A varios enfermos los curó al imponerles las manos. A muchos les anunció lo que les iba a suceder en el futuro. En la oración, le venían los éxtasis y se quedaba sin darse cuenta de lo que sucedía a su alrededor.
Muchas personas vieron que su rostro se llenaba de luces y resplandores mientras rezaba, o mientras celebraba la Santa Misa. A pesar de todo esto, se mantenía inmensamente humilde y se consideraba el último de todos y el más indigno pecador.
Los últimos años los dedicó a dar dirección espiritual. El Espíritu Santo le concedió el don de saber aconsejar muy bien. Aunque estaba muy débil de salud y no podía salir de su cuarto, por allí pasaban todos los días numerosas personas.
Los Cardenales de Roma, Obispos, sacerdotes, monjas, obreros, estudiantes, ricos y pobres, jóvenes y viejos, todos querían pedirle un sabio consejo, regresando a sus casas llenos de paz y de deseos de ser mejores. Decían que toda Roma pasaba por su habitación.

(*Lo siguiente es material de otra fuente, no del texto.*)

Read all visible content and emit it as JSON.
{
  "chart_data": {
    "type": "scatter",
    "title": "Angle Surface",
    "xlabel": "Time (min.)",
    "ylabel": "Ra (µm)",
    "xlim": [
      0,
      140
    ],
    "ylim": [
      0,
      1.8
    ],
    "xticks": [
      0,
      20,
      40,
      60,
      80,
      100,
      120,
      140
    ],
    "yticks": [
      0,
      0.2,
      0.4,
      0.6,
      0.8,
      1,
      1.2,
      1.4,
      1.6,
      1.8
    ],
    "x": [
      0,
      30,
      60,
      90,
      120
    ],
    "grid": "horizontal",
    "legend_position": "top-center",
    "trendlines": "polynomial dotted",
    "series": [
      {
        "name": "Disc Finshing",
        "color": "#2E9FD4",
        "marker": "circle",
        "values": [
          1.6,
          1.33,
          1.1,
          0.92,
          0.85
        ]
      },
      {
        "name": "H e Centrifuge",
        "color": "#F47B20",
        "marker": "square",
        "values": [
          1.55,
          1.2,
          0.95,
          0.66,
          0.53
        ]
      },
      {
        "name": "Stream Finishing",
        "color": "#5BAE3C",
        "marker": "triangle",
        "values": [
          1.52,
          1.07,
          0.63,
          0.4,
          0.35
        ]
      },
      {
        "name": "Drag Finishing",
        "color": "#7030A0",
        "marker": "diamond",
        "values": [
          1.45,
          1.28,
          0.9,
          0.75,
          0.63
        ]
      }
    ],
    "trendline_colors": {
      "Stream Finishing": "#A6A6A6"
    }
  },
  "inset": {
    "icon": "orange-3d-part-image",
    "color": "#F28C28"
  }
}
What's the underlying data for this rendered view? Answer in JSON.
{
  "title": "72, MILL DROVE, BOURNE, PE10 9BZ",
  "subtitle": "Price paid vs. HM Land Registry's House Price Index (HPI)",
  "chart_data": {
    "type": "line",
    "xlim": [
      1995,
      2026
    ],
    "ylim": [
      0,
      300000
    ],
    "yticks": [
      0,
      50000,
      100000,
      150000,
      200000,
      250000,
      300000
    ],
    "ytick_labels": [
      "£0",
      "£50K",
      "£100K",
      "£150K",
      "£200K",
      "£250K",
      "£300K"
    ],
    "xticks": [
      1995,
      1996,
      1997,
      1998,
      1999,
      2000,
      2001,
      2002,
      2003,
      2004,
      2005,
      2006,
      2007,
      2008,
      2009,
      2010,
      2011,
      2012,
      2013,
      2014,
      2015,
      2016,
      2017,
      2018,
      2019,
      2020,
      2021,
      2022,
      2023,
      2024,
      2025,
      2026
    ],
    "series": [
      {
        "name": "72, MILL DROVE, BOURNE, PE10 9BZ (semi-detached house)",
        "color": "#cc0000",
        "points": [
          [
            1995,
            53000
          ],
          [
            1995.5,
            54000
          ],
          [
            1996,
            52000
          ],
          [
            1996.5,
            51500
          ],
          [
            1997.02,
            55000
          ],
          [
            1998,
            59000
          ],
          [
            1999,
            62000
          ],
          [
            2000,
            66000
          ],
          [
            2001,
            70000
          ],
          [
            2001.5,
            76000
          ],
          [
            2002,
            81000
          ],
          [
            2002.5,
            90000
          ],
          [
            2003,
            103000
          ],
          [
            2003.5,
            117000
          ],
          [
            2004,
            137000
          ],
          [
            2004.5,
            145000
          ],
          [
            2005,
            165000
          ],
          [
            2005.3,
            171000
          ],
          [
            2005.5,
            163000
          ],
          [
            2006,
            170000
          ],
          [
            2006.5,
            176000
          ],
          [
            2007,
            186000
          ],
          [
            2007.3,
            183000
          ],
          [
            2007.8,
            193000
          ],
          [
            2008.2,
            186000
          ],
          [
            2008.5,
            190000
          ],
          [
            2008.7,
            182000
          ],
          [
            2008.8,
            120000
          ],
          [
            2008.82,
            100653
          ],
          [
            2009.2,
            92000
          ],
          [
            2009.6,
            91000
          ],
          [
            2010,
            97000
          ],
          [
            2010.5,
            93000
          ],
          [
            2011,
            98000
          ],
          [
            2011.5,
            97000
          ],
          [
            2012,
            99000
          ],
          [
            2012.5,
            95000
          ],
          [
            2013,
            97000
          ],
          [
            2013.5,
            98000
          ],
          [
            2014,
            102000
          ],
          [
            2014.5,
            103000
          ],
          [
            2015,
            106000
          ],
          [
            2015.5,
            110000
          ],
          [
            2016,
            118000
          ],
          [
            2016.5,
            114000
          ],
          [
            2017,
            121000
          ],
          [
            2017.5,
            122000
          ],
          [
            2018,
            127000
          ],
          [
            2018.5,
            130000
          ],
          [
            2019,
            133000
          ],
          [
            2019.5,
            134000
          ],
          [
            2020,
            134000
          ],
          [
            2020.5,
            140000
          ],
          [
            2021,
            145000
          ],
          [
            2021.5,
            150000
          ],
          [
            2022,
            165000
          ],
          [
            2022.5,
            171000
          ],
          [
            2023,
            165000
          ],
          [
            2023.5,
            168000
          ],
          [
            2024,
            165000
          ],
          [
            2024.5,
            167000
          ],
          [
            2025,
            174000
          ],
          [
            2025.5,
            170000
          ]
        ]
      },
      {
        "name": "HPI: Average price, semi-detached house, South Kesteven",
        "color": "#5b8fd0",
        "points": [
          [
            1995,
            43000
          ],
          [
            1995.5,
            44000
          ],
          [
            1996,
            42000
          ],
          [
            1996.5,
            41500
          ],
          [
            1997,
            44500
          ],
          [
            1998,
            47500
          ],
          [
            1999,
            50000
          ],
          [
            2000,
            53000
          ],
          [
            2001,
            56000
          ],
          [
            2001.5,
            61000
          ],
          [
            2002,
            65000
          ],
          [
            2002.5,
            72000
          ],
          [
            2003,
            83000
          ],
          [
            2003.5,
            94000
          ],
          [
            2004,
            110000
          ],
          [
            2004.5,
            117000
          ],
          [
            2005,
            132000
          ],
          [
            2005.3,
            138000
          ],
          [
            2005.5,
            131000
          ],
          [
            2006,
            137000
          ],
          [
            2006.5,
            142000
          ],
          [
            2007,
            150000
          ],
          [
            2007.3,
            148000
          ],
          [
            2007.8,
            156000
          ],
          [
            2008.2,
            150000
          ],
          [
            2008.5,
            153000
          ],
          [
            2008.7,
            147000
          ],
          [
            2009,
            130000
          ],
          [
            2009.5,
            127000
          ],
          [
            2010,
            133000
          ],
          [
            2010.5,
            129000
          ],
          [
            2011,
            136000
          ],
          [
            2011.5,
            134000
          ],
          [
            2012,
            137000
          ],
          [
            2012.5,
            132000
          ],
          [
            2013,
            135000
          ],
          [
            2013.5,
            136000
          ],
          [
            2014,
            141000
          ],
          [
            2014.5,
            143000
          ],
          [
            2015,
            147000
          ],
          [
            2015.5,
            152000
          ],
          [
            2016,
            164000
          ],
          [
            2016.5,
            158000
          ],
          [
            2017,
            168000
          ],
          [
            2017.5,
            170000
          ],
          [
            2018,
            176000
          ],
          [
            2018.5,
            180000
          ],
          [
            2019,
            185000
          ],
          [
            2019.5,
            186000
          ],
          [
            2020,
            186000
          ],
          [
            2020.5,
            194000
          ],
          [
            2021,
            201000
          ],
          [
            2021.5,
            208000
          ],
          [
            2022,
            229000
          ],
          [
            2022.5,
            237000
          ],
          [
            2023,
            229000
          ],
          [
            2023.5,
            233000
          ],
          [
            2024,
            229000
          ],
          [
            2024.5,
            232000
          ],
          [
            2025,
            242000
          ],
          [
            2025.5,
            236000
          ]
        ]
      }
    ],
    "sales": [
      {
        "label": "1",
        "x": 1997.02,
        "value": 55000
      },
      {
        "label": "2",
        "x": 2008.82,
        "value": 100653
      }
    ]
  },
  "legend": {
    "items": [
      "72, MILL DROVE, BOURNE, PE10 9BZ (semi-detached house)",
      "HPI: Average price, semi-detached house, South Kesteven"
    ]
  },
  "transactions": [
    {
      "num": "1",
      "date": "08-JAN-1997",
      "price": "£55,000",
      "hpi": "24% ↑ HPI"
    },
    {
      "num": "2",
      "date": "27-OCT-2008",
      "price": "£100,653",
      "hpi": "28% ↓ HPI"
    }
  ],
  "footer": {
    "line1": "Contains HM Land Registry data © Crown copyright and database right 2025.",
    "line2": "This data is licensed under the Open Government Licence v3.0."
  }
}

Empezó a sentir tales fervores y tan grandes éxtasis en la Santa Misa después de la Consagración, que el que le acolitaba, se iba después de la elevación y volvía dos horas más tarde, alcanzando a llegar para el final de la Misa.
El 25 de mayo de 1595, su médico lo vio tan extraordinariamente contento, que le dijo: “Padre, jamás lo había encontrado tan alegre”. Y él le respondió: “Me alegré cuando me dijeron: vayamos a la Casa del Señor”.
A la media noche le dio un ataque, y levantando la mano para bendecir a sus sacerdotes que lo rodeaban, expiró dulcemente. Tenía 80 años.
Fue declarado Santo en el año 1622, siendo considerado en Roma como su mejor catequista y director espiritual.